Here here, ZDBiohazard. I can't wait to get to play with the WPF version - which will hopefully get fixed soon. (Won't compile for me in Blend) Rawr is really fun to work on!

Coordinator
Apr 6, 2010 at 9:46 PM

Sorry to necro this thread but it appears Keyloggers are trying to get people to download unauthorized versions of RAWR on WorldofRaids.com's forum. I've already reported one of the four threads the guy (dwandurr is his username) made as well as the user himself.

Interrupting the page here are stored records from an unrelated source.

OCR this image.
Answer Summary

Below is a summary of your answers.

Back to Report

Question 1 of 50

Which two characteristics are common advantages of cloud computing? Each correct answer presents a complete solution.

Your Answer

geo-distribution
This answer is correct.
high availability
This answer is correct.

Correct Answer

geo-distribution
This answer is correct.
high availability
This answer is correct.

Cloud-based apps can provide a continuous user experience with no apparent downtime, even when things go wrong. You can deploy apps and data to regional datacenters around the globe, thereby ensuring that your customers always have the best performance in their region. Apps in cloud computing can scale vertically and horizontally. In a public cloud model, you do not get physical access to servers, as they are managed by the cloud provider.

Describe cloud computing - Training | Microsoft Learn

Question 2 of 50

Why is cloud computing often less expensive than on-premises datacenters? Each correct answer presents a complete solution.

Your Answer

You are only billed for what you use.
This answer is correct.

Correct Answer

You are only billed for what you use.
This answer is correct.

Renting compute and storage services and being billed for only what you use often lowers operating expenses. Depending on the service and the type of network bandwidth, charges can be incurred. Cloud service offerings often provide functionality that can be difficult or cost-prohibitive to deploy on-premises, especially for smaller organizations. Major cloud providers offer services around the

Since reporting both it appears the threads were deleted. but just throwing it out there that people are still trying to add keyloggers to the source code and upload unauthorized copies of the program. The real telling point is that he was hosting the file on filebin (or something like that) website and not here.

Coordinator
Apr 7, 2010 at 2:36 AM

Indeed, those posts just went up on Curse too. Everyone please report any of those that you see. The *ONLY* place to download/use Rawr is on codeplex.com or elitistjerks.com.

Developer
Apr 7, 2010 at 7:46 AM
markdall wrote:

Is it time to start strong name signing Rawr, or providing a PGP / whatever hash of the downloads?

 A bit of a moot issue for open source unfortunately, source is available and any malicious person can just add the code they want and recompile.

They can change a binary and then sign it also, it wouldn't be signed with the actual Rawr key (it doesn't even have to be signed), but they can make it appear that way, the bad part is that the very same people that would be most vulnerable to download the hijacked copy would also not know how to verify the files legitimacy.  People that have been long time users of Rawr will get it from here and not have a reason to even bother trying to get it from anywhere else.  The people at risk for such hijacks are the people not already using rawr, seeing the advertisement and thinking "cool, I'll try it". 

Digitally signing software is really only going to be usefull if people change their computer settings to ONLY allow digitally signed binaries (verifiable/traceable to a trusted root CA) to be installed/executed on their PC's.  But I don't see users doing this anywhere soon.

 

Editor
Aug 24, 2010 at 1:26 PM

http://www.youtube.com/watch?v=HfYiZ8J5Oug  Most dangerously, the link to an offsite download in the uploader's notes of the video.

Unfortunately I couldn't accurately reference the proper places to access Rawr, because apparently Youtube doesn't allow any non-youtube.com links in comments.  Ugh.  Anyways, please report the video, an/or uprate the comments I made.